Welcome to customer-support
I did exactly this and created a plugin called customer-support to test the concept. It has 4 skills:
cs-initialize
cs-answer
cs-interactive
cs-resolve
To use it, you start by creating an empty support repository and running cs-initialize, it’ll ask you various questions such as the intended tone & voice of your support answers.
For this example, we’ll create a support agent and test it with random StackOverflow questions so efficient & direct will work best.
It’s pretty considerate of your support requirements, see faux pas:
After some questioning it creates a SUPPORT.md file with your support configuration:
Now for the fun part. Lets find a complex question on StackOverflow and see what we can do.
I know nothing about Webkit so this is perfect:
How long would it take you to answer this?
Claude also knows nothing about WebKit but it knows how to read docs so I think it can get there pretty quickly.
I type cs-answer and share the StackOverflow question (I could also use cs-interactive but I think Claude has enough context here).
From there, the support agent writes a response.
Now when I run cs-resolve, it persists the answer into a (markdown) ticket that can be referenced in further sessions.
The ticket starts with a detailed searchable front matter:
It is followed by the original prompt and answer as well as some learnings for future support sessions:
Related answer sessions in the future would have access to this ticket and could now use it to speed up resolution.
What universality means
Note that I didn't need to create a “WebKit” agent.
The customer support agent is only personalized in how it answers questions but the knowledge is universal.
In principle you don't need anything else, a repo with the cs- skills installed could run as a very basic ticketing system.
What if I have existing tickets?
The agent maintains a tickets/folder with resolutions. You could import existing tickets and resolutions into the tickets folder by translating them into markdown files to be picked up in future runs.
Alternatively you can provide a skill/tool for querying an existing ticket database.
What if I have custom software?
If your customers are using custom software that requires additional access for debugging, you could create a read-only API, wrap it into a CLI and provide the customer support agent with access.
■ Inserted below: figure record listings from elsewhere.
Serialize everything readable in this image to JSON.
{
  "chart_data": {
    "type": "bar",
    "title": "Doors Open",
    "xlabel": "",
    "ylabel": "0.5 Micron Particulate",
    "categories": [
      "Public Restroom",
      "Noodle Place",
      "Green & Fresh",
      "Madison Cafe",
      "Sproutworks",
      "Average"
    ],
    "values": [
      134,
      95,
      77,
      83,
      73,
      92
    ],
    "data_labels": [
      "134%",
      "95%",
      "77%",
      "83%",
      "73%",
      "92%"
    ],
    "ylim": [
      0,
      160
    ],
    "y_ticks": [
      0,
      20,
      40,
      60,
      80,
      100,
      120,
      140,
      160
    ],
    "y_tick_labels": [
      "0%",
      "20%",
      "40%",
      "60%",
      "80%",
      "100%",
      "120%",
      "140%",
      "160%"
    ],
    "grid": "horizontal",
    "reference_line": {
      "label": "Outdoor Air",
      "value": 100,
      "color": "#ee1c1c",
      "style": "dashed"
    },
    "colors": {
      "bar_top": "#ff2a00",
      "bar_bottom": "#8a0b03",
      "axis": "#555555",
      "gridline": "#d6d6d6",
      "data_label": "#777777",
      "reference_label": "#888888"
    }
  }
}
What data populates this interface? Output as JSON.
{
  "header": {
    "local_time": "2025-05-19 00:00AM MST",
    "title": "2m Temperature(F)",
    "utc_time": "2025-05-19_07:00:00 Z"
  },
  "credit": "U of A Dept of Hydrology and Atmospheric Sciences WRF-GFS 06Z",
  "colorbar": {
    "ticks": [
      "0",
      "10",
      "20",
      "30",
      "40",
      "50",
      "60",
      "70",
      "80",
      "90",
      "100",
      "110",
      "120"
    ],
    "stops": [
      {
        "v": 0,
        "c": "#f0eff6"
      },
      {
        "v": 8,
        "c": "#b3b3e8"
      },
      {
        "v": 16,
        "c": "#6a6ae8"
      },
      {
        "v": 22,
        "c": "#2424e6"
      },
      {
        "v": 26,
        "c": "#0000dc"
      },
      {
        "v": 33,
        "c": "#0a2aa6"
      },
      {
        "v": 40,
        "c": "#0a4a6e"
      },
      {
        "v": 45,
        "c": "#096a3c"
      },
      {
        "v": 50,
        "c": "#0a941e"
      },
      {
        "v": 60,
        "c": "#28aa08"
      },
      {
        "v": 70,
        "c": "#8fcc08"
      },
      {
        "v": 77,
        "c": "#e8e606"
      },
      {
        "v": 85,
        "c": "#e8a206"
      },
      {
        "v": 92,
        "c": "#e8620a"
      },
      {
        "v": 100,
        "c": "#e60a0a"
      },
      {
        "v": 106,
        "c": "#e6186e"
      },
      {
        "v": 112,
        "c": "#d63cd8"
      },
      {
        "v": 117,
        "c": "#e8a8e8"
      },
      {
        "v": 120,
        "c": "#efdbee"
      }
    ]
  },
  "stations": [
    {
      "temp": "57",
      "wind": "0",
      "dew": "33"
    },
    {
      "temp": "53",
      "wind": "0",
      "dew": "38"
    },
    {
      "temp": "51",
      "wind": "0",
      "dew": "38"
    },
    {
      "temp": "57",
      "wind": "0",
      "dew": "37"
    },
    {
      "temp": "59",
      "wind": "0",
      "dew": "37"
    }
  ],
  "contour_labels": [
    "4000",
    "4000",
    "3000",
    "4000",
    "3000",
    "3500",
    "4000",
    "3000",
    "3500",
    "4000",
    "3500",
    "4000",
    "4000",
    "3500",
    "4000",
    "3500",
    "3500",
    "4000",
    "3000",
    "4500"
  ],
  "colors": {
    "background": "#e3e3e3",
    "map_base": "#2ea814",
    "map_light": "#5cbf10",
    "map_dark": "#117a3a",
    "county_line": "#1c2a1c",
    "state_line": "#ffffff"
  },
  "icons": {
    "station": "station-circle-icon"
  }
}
How do I inject custom knowledge?
Whether you have existing playbooks or documentation, you could just add them as Claude skills. Claude will pick up relevant skills and inject them in context anyways so there’s no need to import/integrate that directly into the support agent.
Of course there’s lots to improve here but for a project that I one shot on a Saturday afternoon it’s an immediately useful blueprint.
What if I want this agent to upsell/get feedback/etc.
All the skills are easy to customize or you could put a CLAUDE.md file in the support repo root as well. This isn't a fixed solution.
Fully automated support is a trap
So why don't people do this more often?
I think AI for support has been sold as an all-or-nothing implementation. Either trust AI fully and use AI chatbots as an interface to your customers or stay away from it. Either camp is pretty vocal about their approach being superior.
In reality, it’s exactly this kind of hybrid setup that can deliver the best quality and speed.
It can leverage AI and still preserve the type of feedback/sales opportunities that arise from great customer service and direct customer relationships.